A pause on the way to the kitchen. Mrs. Peacock, proceeding toward the KITCHEN from the LOUNGE, pauses not far from a door to the DINING ROOM. Through the half-open door she can see part of the mahogany table, the branch of a silver candlestick, the gleam of the cut-glass bowl on the sideboard. Mrs. Peacock appears to be waiting for something, there by the partly open door. Does she expect to see a line of red blood trickling through the door, does she expect to hear the sound of a candlestick thunking against a skull? Her lavender dress is a trifle mussed from the day’s exertions, really it is far too warm in these airless corridors, she must look a fright. In the KITCHEN she will drink a glass of cool water. Mrs. Peacock prides herself on looking neat. She has always been attractive in a girlish sort of way, though too short: she has always had to look up into faces, as if offering herself for inspection: please notice my nice smile. Not like Edith White: all eyes turned when she entered a room. Mrs. Peacock thought he had noticed, but evidently she had been mistaken. Why is she lingering in the airless corridor? What is she waiting for? Through the half-open door of the DINING ROOM she can hear the silence, falling drop by drop.
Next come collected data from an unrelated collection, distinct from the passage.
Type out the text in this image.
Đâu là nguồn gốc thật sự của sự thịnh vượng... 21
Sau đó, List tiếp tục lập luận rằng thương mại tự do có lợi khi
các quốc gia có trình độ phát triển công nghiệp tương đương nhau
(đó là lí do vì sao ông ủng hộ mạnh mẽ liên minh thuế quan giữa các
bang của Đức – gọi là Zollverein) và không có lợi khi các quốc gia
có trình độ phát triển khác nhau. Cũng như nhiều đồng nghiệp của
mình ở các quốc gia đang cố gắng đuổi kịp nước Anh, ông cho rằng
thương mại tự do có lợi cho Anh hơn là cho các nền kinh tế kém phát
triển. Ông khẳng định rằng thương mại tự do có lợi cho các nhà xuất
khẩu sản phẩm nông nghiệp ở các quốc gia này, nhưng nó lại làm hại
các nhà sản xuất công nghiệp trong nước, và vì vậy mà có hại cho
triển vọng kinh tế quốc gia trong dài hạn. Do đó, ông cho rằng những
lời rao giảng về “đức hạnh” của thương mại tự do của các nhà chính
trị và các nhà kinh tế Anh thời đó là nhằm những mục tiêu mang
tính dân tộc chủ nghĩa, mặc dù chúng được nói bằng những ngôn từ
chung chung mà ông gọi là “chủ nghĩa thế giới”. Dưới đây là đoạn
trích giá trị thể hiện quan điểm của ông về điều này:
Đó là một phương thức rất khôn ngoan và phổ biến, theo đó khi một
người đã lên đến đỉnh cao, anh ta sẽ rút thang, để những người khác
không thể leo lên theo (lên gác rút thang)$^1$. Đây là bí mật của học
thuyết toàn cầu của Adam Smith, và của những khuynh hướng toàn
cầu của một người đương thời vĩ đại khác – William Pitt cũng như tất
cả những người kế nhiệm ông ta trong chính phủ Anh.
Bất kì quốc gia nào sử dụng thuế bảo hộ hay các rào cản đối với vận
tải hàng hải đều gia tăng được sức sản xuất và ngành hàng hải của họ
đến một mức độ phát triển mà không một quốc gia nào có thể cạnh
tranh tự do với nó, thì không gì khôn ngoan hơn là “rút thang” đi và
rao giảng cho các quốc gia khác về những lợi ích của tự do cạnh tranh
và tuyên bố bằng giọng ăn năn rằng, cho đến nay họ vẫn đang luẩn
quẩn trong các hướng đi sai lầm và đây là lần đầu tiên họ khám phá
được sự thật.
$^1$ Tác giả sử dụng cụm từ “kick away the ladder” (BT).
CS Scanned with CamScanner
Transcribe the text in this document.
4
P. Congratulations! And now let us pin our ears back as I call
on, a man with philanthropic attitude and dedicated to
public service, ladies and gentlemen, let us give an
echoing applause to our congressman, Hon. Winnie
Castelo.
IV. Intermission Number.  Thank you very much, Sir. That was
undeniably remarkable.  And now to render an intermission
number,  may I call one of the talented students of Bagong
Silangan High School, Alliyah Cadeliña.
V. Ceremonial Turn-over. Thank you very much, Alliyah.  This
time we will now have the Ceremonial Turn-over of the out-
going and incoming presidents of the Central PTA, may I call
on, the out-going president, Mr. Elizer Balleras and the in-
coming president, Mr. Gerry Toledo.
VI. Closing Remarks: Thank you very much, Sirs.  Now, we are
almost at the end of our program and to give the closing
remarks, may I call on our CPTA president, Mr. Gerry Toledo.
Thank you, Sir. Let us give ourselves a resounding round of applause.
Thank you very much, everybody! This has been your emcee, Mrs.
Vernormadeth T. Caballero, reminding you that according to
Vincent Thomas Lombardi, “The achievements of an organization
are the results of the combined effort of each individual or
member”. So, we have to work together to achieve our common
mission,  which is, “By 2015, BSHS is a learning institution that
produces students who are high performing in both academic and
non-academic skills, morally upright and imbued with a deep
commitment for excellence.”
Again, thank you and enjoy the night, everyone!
Susan. Susan Newton glances up from her cards — the HALL, the LOUNGE, Colonel Mustard, the Lead Pipe, the Knife — and sees again the fatal profile: the line of David’s nose and upper lip exactly reproduces the line of Jacob’s, except for some faint difference difficult to account for. Is there more calm in David’s profile, less sense of inner force pushing outward into form? Susan is continually startled and disturbed by the physical likenesses among the Ross children: Marian has Jacob’s eye-brows and cheekbones, though her face and features are wider — she is less elegant, less beautiful than Jacob. Susan is struck by how all the Ross faces register emotions sharply, as if her own emotions were unable to find expression in her face, as if her face were an instrument less developed than theirs. The harmony of the faces at the card table excites her but shuts her out: she is so clearly alien. Although David’s kindness has touched her, she senses Marian’s dislike. Marian is a powerful woman with lines of tension between her eyebrows and a surprisingly rich, throaty laugh. It’s as if she is continually releasing herself from some constriction through the act of laughter. Jacob has been cold to Susan all evening. She is angry at him for making her come unannounced on David’s birthday, for making them late, for making her an accomplice. He has been sharp with her lately, unkind, impulsive, autocratic. She understands that his anger at himself, his furious disappointment, is making him desperate: perhaps he wishes to confirm his sense of failure by failing with her. The understanding does not help, for she can feel Jacob removing himself from her in a series of small, precise withdrawals. He will leave her soon, her homme fatal, she can feel it in her bones, and in her unhappiness she turns again to look at David, startled to see, in the long, slightly upturned upper lip, the thick, nervous eyelashes, the devastating hook of hair over the crisp collar, a purer, gentler Jacob. “Mrs. White,” Susan says. “In the kitchen. With the rope.”